As of Oct. 30, Guess directly operated 1,052 stores in the Americas, Europe and Asia. The company’s partners and distributors operated 558 additional stores worldwide.
Sales: Total net revenue for the third quarter ended Oct. 30 increased 4.4 percent to $643.1 million from $615.9 million in the third quarter of fiscal 2020. Compared to the prior-year quarter, net revenue was up 13 percent from $569.3 million.
Earnings: Net earnings for the third quarter increased 140.5 percent to $29.9 million from $12.4 million for the third quarter of fiscal 2020. Compared to fiscal 2021, third quarter earnings were up 13.3 percent from $26.4 million.
Diluted earnings per share (EPS) increased 150 percent to 45 cents in fiscal 2020 and 41 cents prior-year quarter.
Earnings from operations rose 190 percent to $65.7 million from $22.6 million in the third quarter of fiscal 2020. Compared to the 2021 quarter, earnings from operations increased 47.7 percent.

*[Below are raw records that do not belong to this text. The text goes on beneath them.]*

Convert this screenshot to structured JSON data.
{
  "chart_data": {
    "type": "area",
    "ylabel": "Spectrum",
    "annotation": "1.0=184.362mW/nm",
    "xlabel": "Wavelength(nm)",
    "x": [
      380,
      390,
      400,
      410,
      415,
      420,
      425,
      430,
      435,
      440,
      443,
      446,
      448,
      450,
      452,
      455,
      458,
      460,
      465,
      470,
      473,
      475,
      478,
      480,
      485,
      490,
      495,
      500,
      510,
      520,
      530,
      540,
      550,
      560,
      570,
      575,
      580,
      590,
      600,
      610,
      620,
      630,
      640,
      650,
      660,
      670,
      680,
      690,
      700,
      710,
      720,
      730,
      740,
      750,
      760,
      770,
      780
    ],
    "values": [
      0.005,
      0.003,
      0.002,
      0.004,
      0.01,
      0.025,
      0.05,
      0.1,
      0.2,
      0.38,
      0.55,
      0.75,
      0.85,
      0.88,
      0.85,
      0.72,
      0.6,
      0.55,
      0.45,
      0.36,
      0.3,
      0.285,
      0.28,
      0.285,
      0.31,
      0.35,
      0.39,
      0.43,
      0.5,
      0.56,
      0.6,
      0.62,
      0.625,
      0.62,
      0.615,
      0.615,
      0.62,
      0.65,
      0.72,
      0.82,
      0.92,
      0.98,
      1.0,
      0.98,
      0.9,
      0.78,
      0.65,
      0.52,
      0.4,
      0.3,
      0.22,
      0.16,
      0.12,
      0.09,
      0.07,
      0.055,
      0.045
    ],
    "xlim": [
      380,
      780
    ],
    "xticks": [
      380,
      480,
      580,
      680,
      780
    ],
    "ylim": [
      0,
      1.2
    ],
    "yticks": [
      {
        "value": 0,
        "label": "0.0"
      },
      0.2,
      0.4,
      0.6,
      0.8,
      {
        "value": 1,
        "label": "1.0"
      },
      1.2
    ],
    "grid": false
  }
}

Operating margin in the period increased 6.5 percent to 10.2 percent from 3.7 percent in the third quarter of fiscal 2020, driven primarily by lower markdowns, higher initial markups, overall leveraging of expenses and lower occupancy costs, partially offset by higher performance-based compensation. Operating margin was up 2.4 percent to 10.2 percent from 7.8 percent in the same prior-year quarter, driven primarily by lower non-cash impairment charges, lower markdowns, higher initial markups and overall leveraging of expenses, partially offset by higher performance-based compensation.
CEO’s Take: Carlos Alberini, CEO, said: “We are very pleased with our performance this quarter, which exceeded our expectations for revenues and earnings…The better performance than expected was driven by our European wholesale, Americas retail and licensing businesses, which posted strong top and bottom line results across the board. All in all, we delivered a 10 percent operating margin in the period, driven by strong gross margin expansion, as a result of lower promotional activity and improved IMUs in spite of increased freight costs related to the supply chain disruptions experienced in the market.”
“We are confident in our plans for the holiday business,” Alberini added. “Our inventory position is strong and our customers are responding well to our assortments. Based on our progress, we now expect to deliver an operating margin of 11 percent in the current year, double that of fiscal 2020, pre-pandemic…I believe that we are at an inflection point at Guess and I am very confident our business is well positioned to generate superior returns in the future.”